Em termos de votação total, os trabalhistas deverão ficar com mais 1% do que os conservadores, prediz o diário “The Guardian”. É pouco, face a um Governo impopular, e quando as municipais servem, não raro, para o eleitorado castigar o Executivo. Servem de consolo aos trabalhistas as vitórias de Joe Anderson e Paul Dennett, respetivamente, para mayors de Liverpool e Salford (das poucas são que elegem diretamente o autarca) e a perspetiva de Sadiq Khan vir a vencer em Londres, também num sufrágio universal. A dar-se o caso, será o primeiro autarca muçulmano da capital britânica.

Nacionalistas escoceses perdem maioria

A Norte, a notícia mais importante das eleições para o parlamento regional é que o Partido Nacional Escocês (SNP) perdeu a maioria absoluta. Ao cair de 69 para 63 deputados, num hemiciclo com 129 lugares, a primeira-ministra Nicola Sturgeon deverá permanecer no cargo, mas obrigada a negociar com outras forças. Em reação aos resultados, anunciou que não iria fazer qualquer coligação. Deverá, pois, governar em minoria e discutir medida a medida. Um aliado preferencial deverá ser o Partido Verde, que ficou em quarto lugar nas eleições, com seis assentos (tinham dois).
Mostrando-se pouco preocupada com a perda da maioria, Sturgeon disse que a noite era “histórica”, já que esta é a terceira vitória consecutiva do SNP nas regionais. É a primeira vez que lidera o partido, outrora encabeçado por Alex Salmond. A perda da maioria deixa no limbo a intenção, assumida pela primeira-ministra, de criar condições para um segundo referendo à independência escocesa. Em 2014, o “não” venceu por 55%-45%, mas os separatistas não desarmam. Note-se que os Verdes também são favoráveis à secessão.
A liderar a oposição escocesa ficará Ruth Davidson, do Partido Conservador. Mais do que duplicou o seu grupo parlamentar (de 15 para 31) e viu cair os trabalhistas de 37 para 24. O primeiro-ministro britânico, David Cameron já felicitou a sua correligionária, dizendo que houve um “realinhamento” na política escocesa.
O Partido Trabalhista, que já foi o maior da Escócia e o maior da esquerda escocesa, perdem ambos os títulos e já não é, sequer, o maior da oposição escocesa. Corbyn já assumiu que “há muito a construir” na Escócia. Será mais reconstruir.

Avanço eurocético no País de Gales

Menos más para os trabalhistas foram as eleições para o Parlamento galês. O primeiro-ministro Carwyn Jones voltou a vencer sem maioria, como há quatro anos. Declarou-se disposto a trabalhar com os liberais e com os nacionalistas galeses do partido Plaid Cymru na próxima legislatura.
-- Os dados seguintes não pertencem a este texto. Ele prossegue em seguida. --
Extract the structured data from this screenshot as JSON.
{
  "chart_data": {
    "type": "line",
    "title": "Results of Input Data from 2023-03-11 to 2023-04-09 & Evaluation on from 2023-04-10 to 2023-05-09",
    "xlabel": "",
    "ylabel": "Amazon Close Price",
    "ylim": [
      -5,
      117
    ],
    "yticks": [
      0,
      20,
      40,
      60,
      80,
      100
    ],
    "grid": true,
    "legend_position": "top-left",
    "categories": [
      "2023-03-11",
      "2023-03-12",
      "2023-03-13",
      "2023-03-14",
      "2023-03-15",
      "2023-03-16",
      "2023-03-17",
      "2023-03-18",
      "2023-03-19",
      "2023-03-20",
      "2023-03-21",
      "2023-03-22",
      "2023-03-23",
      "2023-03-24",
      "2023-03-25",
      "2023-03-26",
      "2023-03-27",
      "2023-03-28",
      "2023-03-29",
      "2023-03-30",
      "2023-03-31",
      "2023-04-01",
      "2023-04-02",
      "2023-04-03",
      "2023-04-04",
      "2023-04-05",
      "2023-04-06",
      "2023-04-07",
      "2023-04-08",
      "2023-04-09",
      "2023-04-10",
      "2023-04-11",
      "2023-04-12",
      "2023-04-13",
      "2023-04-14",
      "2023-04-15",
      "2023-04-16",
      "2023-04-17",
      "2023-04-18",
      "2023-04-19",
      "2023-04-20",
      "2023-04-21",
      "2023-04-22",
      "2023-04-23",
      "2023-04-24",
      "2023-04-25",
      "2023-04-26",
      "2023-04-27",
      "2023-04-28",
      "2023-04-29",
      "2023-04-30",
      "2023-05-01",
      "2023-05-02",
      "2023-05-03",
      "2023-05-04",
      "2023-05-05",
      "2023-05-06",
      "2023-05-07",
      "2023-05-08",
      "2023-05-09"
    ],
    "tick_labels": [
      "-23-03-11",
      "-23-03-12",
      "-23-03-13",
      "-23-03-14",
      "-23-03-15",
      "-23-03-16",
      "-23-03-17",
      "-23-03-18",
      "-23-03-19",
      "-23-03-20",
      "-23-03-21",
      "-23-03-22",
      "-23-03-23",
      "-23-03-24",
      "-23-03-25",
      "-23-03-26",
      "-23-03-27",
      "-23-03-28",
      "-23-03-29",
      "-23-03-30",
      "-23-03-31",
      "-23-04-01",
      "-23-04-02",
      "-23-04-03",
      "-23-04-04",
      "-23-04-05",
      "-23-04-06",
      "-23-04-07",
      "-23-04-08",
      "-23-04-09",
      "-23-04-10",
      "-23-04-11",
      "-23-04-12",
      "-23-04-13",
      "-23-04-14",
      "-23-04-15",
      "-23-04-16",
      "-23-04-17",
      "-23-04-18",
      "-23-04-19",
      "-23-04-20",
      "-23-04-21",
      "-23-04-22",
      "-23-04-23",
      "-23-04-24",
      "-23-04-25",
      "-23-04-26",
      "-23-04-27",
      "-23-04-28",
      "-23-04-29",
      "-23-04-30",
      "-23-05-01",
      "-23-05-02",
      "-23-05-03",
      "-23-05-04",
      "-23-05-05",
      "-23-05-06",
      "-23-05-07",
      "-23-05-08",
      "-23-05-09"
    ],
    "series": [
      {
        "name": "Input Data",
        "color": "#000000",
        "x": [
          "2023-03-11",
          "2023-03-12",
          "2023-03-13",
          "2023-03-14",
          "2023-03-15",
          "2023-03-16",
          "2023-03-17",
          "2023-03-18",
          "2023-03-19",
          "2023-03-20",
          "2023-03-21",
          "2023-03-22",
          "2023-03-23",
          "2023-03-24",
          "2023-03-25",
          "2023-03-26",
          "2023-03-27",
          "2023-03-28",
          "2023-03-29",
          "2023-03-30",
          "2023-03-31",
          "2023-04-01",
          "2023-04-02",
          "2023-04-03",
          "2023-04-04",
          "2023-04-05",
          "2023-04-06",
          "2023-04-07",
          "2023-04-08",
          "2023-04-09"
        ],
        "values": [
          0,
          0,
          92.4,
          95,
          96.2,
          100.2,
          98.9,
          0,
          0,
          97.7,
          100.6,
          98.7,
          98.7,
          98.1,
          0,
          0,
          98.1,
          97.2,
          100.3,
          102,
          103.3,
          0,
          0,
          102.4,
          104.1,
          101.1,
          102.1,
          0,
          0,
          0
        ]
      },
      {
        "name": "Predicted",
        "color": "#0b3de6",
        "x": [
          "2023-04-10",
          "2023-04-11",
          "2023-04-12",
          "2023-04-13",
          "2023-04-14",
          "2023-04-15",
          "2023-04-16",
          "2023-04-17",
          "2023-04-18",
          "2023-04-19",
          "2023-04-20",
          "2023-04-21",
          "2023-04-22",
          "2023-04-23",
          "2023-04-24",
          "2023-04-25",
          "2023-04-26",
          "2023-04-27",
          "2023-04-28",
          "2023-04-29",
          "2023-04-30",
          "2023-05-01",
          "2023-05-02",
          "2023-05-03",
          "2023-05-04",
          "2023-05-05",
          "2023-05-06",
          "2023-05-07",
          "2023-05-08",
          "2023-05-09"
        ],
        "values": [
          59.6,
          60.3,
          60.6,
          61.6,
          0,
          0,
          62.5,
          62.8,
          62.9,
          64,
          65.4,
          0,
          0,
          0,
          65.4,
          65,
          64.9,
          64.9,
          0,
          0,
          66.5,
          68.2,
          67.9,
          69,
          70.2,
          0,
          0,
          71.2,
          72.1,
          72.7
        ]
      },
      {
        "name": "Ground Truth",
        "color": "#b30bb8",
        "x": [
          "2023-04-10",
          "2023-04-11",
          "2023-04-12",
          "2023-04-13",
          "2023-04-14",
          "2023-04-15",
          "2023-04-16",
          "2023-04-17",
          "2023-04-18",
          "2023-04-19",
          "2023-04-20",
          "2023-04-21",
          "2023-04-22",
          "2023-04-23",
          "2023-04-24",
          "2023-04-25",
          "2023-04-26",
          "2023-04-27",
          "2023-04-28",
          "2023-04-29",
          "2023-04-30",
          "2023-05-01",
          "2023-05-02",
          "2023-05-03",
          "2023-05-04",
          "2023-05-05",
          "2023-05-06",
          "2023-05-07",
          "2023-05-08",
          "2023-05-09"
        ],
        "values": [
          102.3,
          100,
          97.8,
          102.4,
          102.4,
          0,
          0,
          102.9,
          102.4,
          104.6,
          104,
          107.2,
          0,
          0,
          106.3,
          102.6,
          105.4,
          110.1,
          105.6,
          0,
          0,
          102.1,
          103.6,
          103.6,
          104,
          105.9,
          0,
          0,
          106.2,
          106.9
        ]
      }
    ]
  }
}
Excluiu, contudo, acordos com os conservadores e o eurocético Partido pela Independência do Reino Unido (UKIP).
Este último estreia-se no hemiciclo galês com sete deputados. O Plaid Cymru elegeu 12, mais um do que há cinco anos, e tornou-se o segundo maior partido, ultrapassando os conservadores.
Ao longo da tarde serão anunciados os resultados das eleições para a Assembleia de Londres e para mayor, devendo confirmar-se a vitória de Khan, que com 80% dos votos contados somava 44%, contra 35% do conservador Zac Goldsmith. Entre a noite de hoje e o fim-de-semana saber-se-á também a composição do Parlamento da Irlanda do Norte e quem é o mayor de Bristol.